An awakening for many has forced the current market correction and VC investments in agritech and foodtech plummeted 44% in 2022. So what’s next? We asked four investors what they think. 

Agriculture without reducing soil quality

For Garese, the drop in VC funding in food and agritech was necessary and isn’t going away immediately. However, his sense is that agritech is a “long play now”, and expects a rebound in capital inflows in the medium to long term. 

Agritech is “a long play now”

His heritage seeds project is driven by a conviction that the practices of mass agriculture are short-sighted and require a rehaul of contemporary practices that degrade soil quality and fertility, and impact human health.

As Garese works toward the Grand Heritage Bakery showcase with Boulet, he has his eye on some other agritech enterprises that serve the same broad mission. 

Technologies that make agricultural production more efficient without reducing the quality of soil — automation in harvesting, circular systems that convert biomass into hydrogen and biochemical advances in fertilisers — are some areas where Garese is excited to see advancements. 

Of Dealroom’s 100 agritech startups to watch list, 33 are European. 

Differentiated plant-based products

Wardle is similarly optimistic about the long term future for agritech and foodtech, despite her prediction that the industry’s “correction” is still in its early stages, and any bounceback will take time.

One foodtech startup in a good position that Wardle’s eye is on is US-based cultivated meat company Upside Foods. Well-capitalised and poised to extend its competitive advantage, it raised a $400m Series C round in April 2022. 

Tel Aviv-headquartered Redefine Meat is another startup that Wardle is watching, because they “really offer a differentiated product in the plant-based category”. Her approach to investing is to steer clear of any startup that’s “yet another chicken nugget product that you see on the shelves all the time”.

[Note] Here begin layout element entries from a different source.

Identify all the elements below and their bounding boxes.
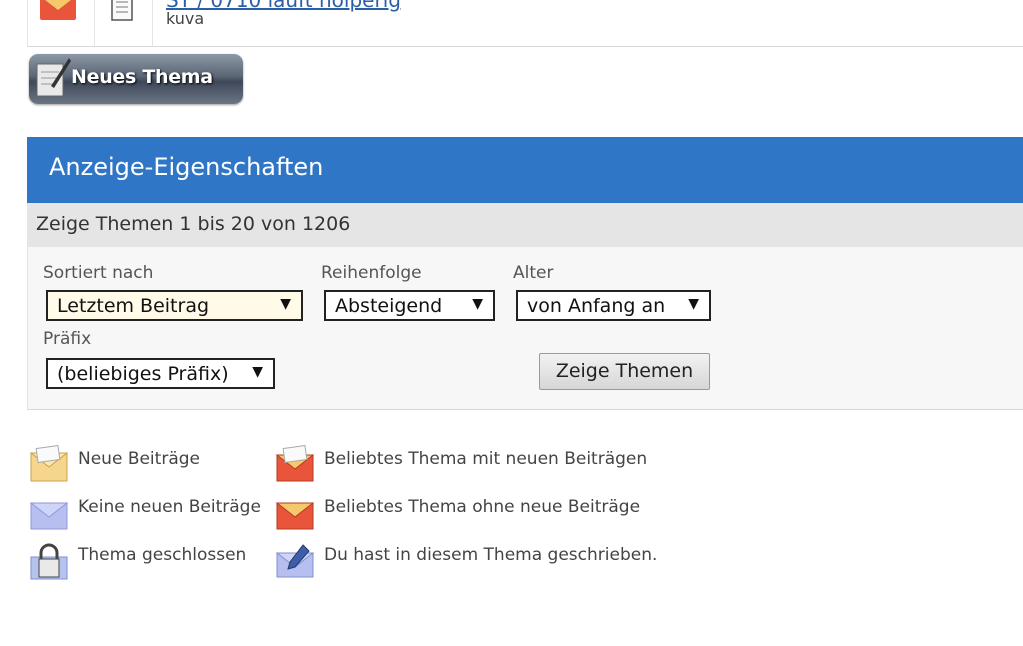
order-select[interactable]: Absteigend ▼ [324, 290, 495, 321]
age-label: Alter [513, 263, 554, 283]
legend-label: Keine neuen Beiträge [78, 497, 261, 517]
lock-icon [30, 543, 68, 580]
sort-label: Sortiert nach [43, 263, 154, 283]
topics-count-text: Zeige Themen 1 bis 20 von 1206 [36, 213, 351, 235]
thread-status-cell [28, 0, 95, 46]
order-select-value: Absteigend [335, 295, 443, 317]
show-topics-button[interactable]: Zeige Themen [539, 353, 710, 390]
new-topic-label: Neues Thema [71, 66, 213, 88]
order-label: Reihenfolge [321, 263, 422, 283]
sort-select[interactable]: Letztem Beitrag ▼ [46, 290, 303, 321]
display-options-title: Anzeige-Eigenschaften [49, 153, 324, 181]
thread-icon-cell [94, 0, 153, 46]
prefix-select[interactable]: (beliebiges Präfix) ▼ [46, 358, 275, 389]
envelope-hot-new-icon [275, 445, 315, 482]
age-select-value: von Anfang an [527, 295, 666, 317]
thread-row: ST / 0710 lauft holperig kuva [27, 0, 1023, 47]
document-icon [111, 0, 133, 21]
legend-label: Beliebtes Thema mit neuen Beiträgen [324, 449, 648, 469]
chevron-down-icon: ▼ [472, 296, 483, 312]
legend-label: Thema geschlossen [78, 545, 247, 565]
display-options-header: Anzeige-Eigenschaften [27, 137, 1023, 203]
thread-author: kuva [166, 9, 205, 28]
age-select[interactable]: von Anfang an ▼ [516, 290, 711, 321]
legend-label: Beliebtes Thema ohne neue Beiträge [324, 497, 641, 517]
legend-label: Du hast in diesem Thema geschrieben. [324, 545, 658, 565]
legend-label: Neue Beiträge [78, 449, 200, 469]
topics-count-bar: Zeige Themen 1 bis 20 von 1206 [27, 203, 1023, 248]
envelope-posted-icon [275, 544, 315, 578]
quill-pen-icon [36, 58, 71, 97]
prefix-select-value: (beliebiges Präfix) [57, 363, 229, 385]
chevron-down-icon: ▼ [688, 296, 699, 312]
chevron-down-icon: ▼ [280, 296, 291, 312]
envelope-hot-icon [275, 502, 315, 530]
display-options-form: Sortiert nach Letztem Beitrag ▼ Reihenfo… [27, 247, 1023, 410]
envelope-icon [29, 502, 69, 530]
new-topic-button[interactable]: Neues Thema [29, 54, 243, 104]
envelope-new-icon [29, 445, 69, 482]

Regenerative farming techniques 

Isabella Fantini, foodtech investor at REMUS Capital, is seeing a number of problems that were thought of as “impossible” being finally tackled. US-based Tortuga Tech’s agritech robotics and Adaviv’s AI-driven crop visibility are two prime ones to watch, according to Fantini. 

“I think investment will go towards things that are a little less shiny”

She’s also paying attention to the companies that are well-placed to ease farmers’ transitions into regenerative farming techniques. “It’s a very fundamental shift to your business model,” says Fantini, adding startups offering compromises and tangible business steps toward more sustainable methods are also necessary. 

“I think investment will go towards things that are a little less shiny,” Fantini predicted: the focus now is on realism over moonshots.

Food as medicine 

For Horsky, 2022’s investment decline in agri-foodtech made sense. “In food, even if it’s an outstanding company, there are actually no shortcuts,” he says. 

“In food, even if it’s an outstanding company, there are actually no shortcuts”

A theme that’s definitely one to watch, according to Horsky, is an impact on energy security. “After Covid and the war in Ukraine, the topic of food security really elevated the importance of those industries,” he tells Sifted. 

For example, to tackle food security and meat overconsumption, startups like Sweden’s Mycorena are deploying fungi as potential solutions. 

Another is the idea of food as medicine. Horsky is keeping an eye on the rise of supplements, precision nutrition and synbio technologies.